Although the extract truncates the maintenance analysis before the detailed findings, the headings “Disputed Expenses”, “Enrichment classes”, “Private transport”, “School snacks”, “School meals, uniforms, and stationery”, and “Rental” reflect the court’s engagement with the parties’ competing positions. In maintenance disputes, such granular review is typically necessary because the quantum can change materially depending on whether certain costs are accepted as child-related, whether they are reasonable in amount, and whether they are supported by evidence. The court’s approach therefore aligns with the general expectation in Singapore family law that maintenance should reflect the children’s needs and the parties’ means, while avoiding speculative or excessive expenditure.

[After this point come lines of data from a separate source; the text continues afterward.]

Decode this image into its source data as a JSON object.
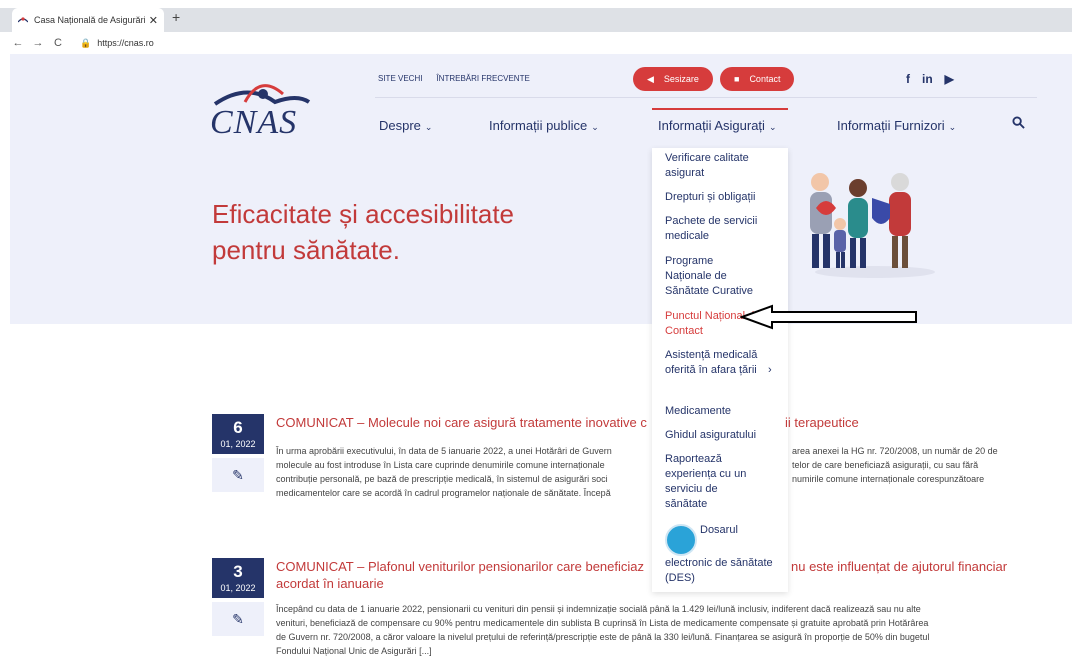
{
  "browser": {
    "tab_title": "Casa Națională de Asigurări de S",
    "tab_close": "✕",
    "new_tab": "+",
    "url": "https://cnas.ro",
    "back": "←",
    "forward": "→",
    "reload": "C"
  },
  "header": {
    "logo_text": "CNAS",
    "top_links": [
      "SITE VECHI",
      "ÎNTREBĂRI FRECVENTE"
    ],
    "sesizare_label": "Sesizare",
    "contact_label": "Contact",
    "social": [
      "f",
      "in",
      "▶"
    ],
    "nav": [
      "Despre",
      "Informații publice",
      "Informații Asigurați",
      "Informații Furnizori"
    ],
    "chevron": "⌄",
    "search_icon": "🔍"
  },
  "hero": {
    "line1": "Eficacitate și accesibilitate",
    "line2": "pentru sănătate."
  },
  "dropdown": {
    "items": [
      "Verificare calitate asigurat",
      "Drepturi și obligații",
      "Pachete de servicii medicale",
      "Programe Naționale de Sănătate Curative",
      "Punctul Național de Contact",
      "Asistență medicală oferită în afara țării",
      "Medicamente",
      "Ghidul asiguratului",
      "Raportează experiența cu un serviciu de sănătate",
      "Dosarul",
      "electronic de sănătate (DES)"
    ],
    "submenu_arrow": "›"
  },
  "posts": [
    {
      "day": "6",
      "month": "01, 2022",
      "title": "COMUNICAT – Molecule noi care asigură tratamente inovative c",
      "title_end": "ii terapeutice",
      "excerpt": [
        "În urma aprobării executivului, în data de 5 ianuarie 2022, a unei Hotărâri de Guvern",
        "area anexei la HG nr. 720/2008, un număr de 20 de",
        "molecule au fost introduse în Lista care cuprinde denumirile comune internaționale",
        "telor de care beneficiază asigurații, cu sau fără",
        "contribuție personală, pe bază de prescripție medicală, în sistemul de asigurări soci",
        "numirile comune internaționale corespunzătoare",
        "medicamentelor care se acordă în cadrul programelor naționale de sănătate. Începă"
      ]
    },
    {
      "day": "3",
      "month": "01, 2022",
      "title": "COMUNICAT – Plafonul veniturilor pensionarilor care beneficiaz",
      "title_end": "nu este influențat de ajutorul financiar",
      "title_line2": "acordat în ianuarie",
      "excerpt": [
        "Începând cu data de 1 ianuarie 2022, pensionarii cu venituri din pensii și indemnizație socială până la 1.429 lei/lună inclusiv, indiferent dacă realizează sau nu alte",
        "venituri, beneficiază de compensare cu 90% pentru medicamentele din sublista B cuprinsă în Lista de medicamente compensate și gratuite aprobată prin Hotărârea",
        "de Guvern nr. 720/2008, a căror valoare  la nivelul prețului de referință/prescripție este de până la 330 lei/lună. Finanțarea se asigură în proporție de 50% din bugetul",
        "Fondului Național Unic de Asigurări [...]"
      ]
    }
  ],
  "colors": {
    "brand_navy": "#253469",
    "brand_red": "#d63c3c",
    "band": "#eef0fa"
  }
}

In addition, the court’s earlier access reasoning provides contextual insight into how it viewed parenting decisions. While maintenance is distinct from access, both issues involve the children’s welfare and the reasonableness of spending. The court’s willingness to respect parenting choices about enrichment (absent evidence of detriment) likely informed its maintenance analysis as well, particularly where enrichment-related costs were disputed. Where enrichment classes were not shown to be harmful or unnecessary, the court would be more inclined to accept them as part of the children’s reasonable lifestyle and development.

What Was the Outcome?

The court dismissed the Husband’s attempt to extend weekend access to a 24-hour period. The High Court maintained the existing weekend access hours under the interim access orders: 3.00pm on Saturday to 1.00pm on Sunday (22 hours). The practical effect is that the children’s schedule, including piano lessons and other weekend activities, remained governed by the existing timetable, and the Husband did not obtain additional weekend time at the expense of the Wife’s access period.

On children’s maintenance, the court upheld the order that the Husband pay the Wife $14,708.29 per month for children’s maintenance with effect from 1 November 2022. The practical effect is that the Husband’s appeal against the quantum of maintenance failed, and the children’s budget—subject to the court’s acceptance of the relevant expense categories—remained at the level determined by the High Court in its earlier ancillary orders.

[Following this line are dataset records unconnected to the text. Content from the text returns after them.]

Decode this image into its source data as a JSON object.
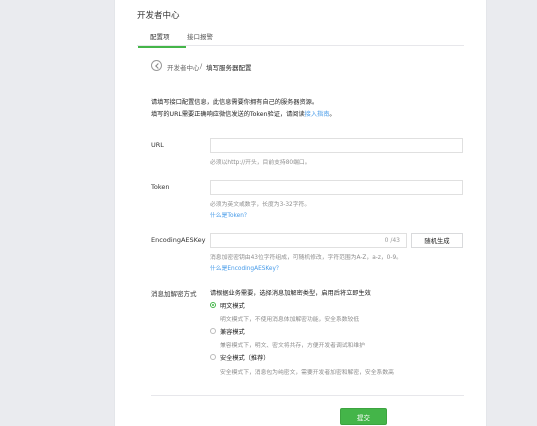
{
  "header": {
    "title": "开发者中心"
  },
  "tabs": [
    {
      "label": "配置项",
      "active": true
    },
    {
      "label": "接口报警",
      "active": false
    }
  ],
  "breadcrumb": {
    "parent": "开发者中心",
    "separator": "/",
    "current": "填写服务器配置"
  },
  "intro": {
    "line1": "请填写接口配置信息，此信息需要你拥有自己的服务器资源。",
    "line2_prefix": "填写的URL需要正确响应微信发送的Token验证，请阅读",
    "line2_link": "接入指南",
    "line2_suffix": "。"
  },
  "url": {
    "label": "URL",
    "value": "",
    "hint": "必须以http://开头，目前支持80端口。"
  },
  "token": {
    "label": "Token",
    "value": "",
    "hint": "必须为英文或数字，长度为3-32字符。",
    "help_link": "什么是Token？"
  },
  "aes": {
    "label": "EncodingAESKey",
    "value": "",
    "counter": "0 /43",
    "generate_label": "随机生成",
    "hint": "消息加密密钥由43位字符组成，可随机修改，字符范围为A-Z，a-z，0-9。",
    "help_link": "什么是EncodingAESKey？"
  },
  "encryption": {
    "label": "消息加解密方式",
    "description": "请根据业务需要，选择消息加解密类型，启用后将立即生效",
    "options": [
      {
        "label": "明文模式",
        "desc": "明文模式下，不使用消息体加解密功能，安全系数较低",
        "checked": true
      },
      {
        "label": "兼容模式",
        "desc": "兼容模式下，明文、密文将共存，方便开发者调试和维护",
        "checked": false
      },
      {
        "label": "安全模式（推荐）",
        "desc": "安全模式下，消息包为纯密文，需要开发者加密和解密，安全系数高",
        "checked": false
      }
    ]
  },
  "submit_label": "提交",
  "colors": {
    "accent": "#44b549",
    "link": "#459ae9",
    "background": "#eaebef"
  },
  "icons": {
    "back": "back-circle-icon"
  }
}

Why Does This Case Matter?

WLI v WLJ [2023] SGHCF 15 is useful for practitioners because it illustrates how Singapore courts approach access scheduling disputes where the requested change would require one parent to reconfigure the children’s routine. The court’s reasoning underscores that access orders are not adjusted mechanically to satisfy a parent’s preference for additional hours. Instead, courts consider whether the existing access is already reasonable, whether the requested change is proportionate, and whether it would unfairly disrupt the other parent’s access period or the children’s established activities.

The decision also reinforces the principle that parenting decisions—particularly those involving education, enrichment, and lifestyle habits—are often matters better resolved through parental compromise rather than court adjudication. By expressly relying on WBU v WBT [2023] SGHCF 3, the court signalled that judicial intervention should be reserved for circumstances where there is evidence of detriment to the children’s welfare or where the dispute cannot be resolved through reasonable cooperation. This is a significant practical point for family lawyers advising clients on whether to litigate enrichment-related disagreements.

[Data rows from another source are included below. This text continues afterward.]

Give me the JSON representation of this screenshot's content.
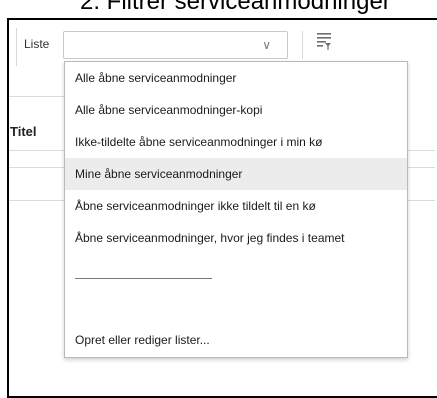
{
  "heading": "2.   Filtrer serviceanmodninger",
  "toolbar": {
    "list_label": "Liste",
    "select_value": "",
    "chevron": "∨"
  },
  "table": {
    "title_header": "Titel"
  },
  "menu": {
    "items": [
      {
        "label": "Alle åbne serviceanmodninger"
      },
      {
        "label": "Alle åbne serviceanmodninger-kopi"
      },
      {
        "label": "Ikke-tildelte åbne serviceanmodninger i min kø"
      },
      {
        "label": "Mine åbne serviceanmodninger",
        "highlighted": true
      },
      {
        "label": "Åbne serviceanmodninger ikke tildelt til en kø"
      },
      {
        "label": "Åbne serviceanmodninger, hvor jeg findes i teamet"
      }
    ],
    "footer_item": "Opret eller rediger lister..."
  },
  "icons": {
    "dropdown": "chevron-down-icon",
    "filter": "filter-list-icon"
  },
  "colors": {
    "hover_bg": "#ececec",
    "border": "#b9b9b9",
    "text": "#1a1a1a"
  }
}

For maintenance disputes, the judgment’s structure demonstrates the importance of itemised analysis of disputed expenses. Practitioners should take note that courts may scrutinise categories such as enrichment, transport, school-related costs, food, and housing. The case therefore serves as a reminder that maintenance outcomes can turn on evidence and reasonableness at the expense-category level, not merely on aggregate figures.

Legislation Referenced

  • (Not specified in the provided extract.)

Cases Cited

  • [2015] SGHC 17
  • [2018] SGHCF 5
  • [2023] SGHCF 15
  • [2023] SGHCF 3 (WBU v WBT)

Source Documents

This article analyses [2023] SGHCF 15 for legal research and educational purposes. It does not constitute legal advice. Readers should consult the full judgment for the Court's complete reasoning.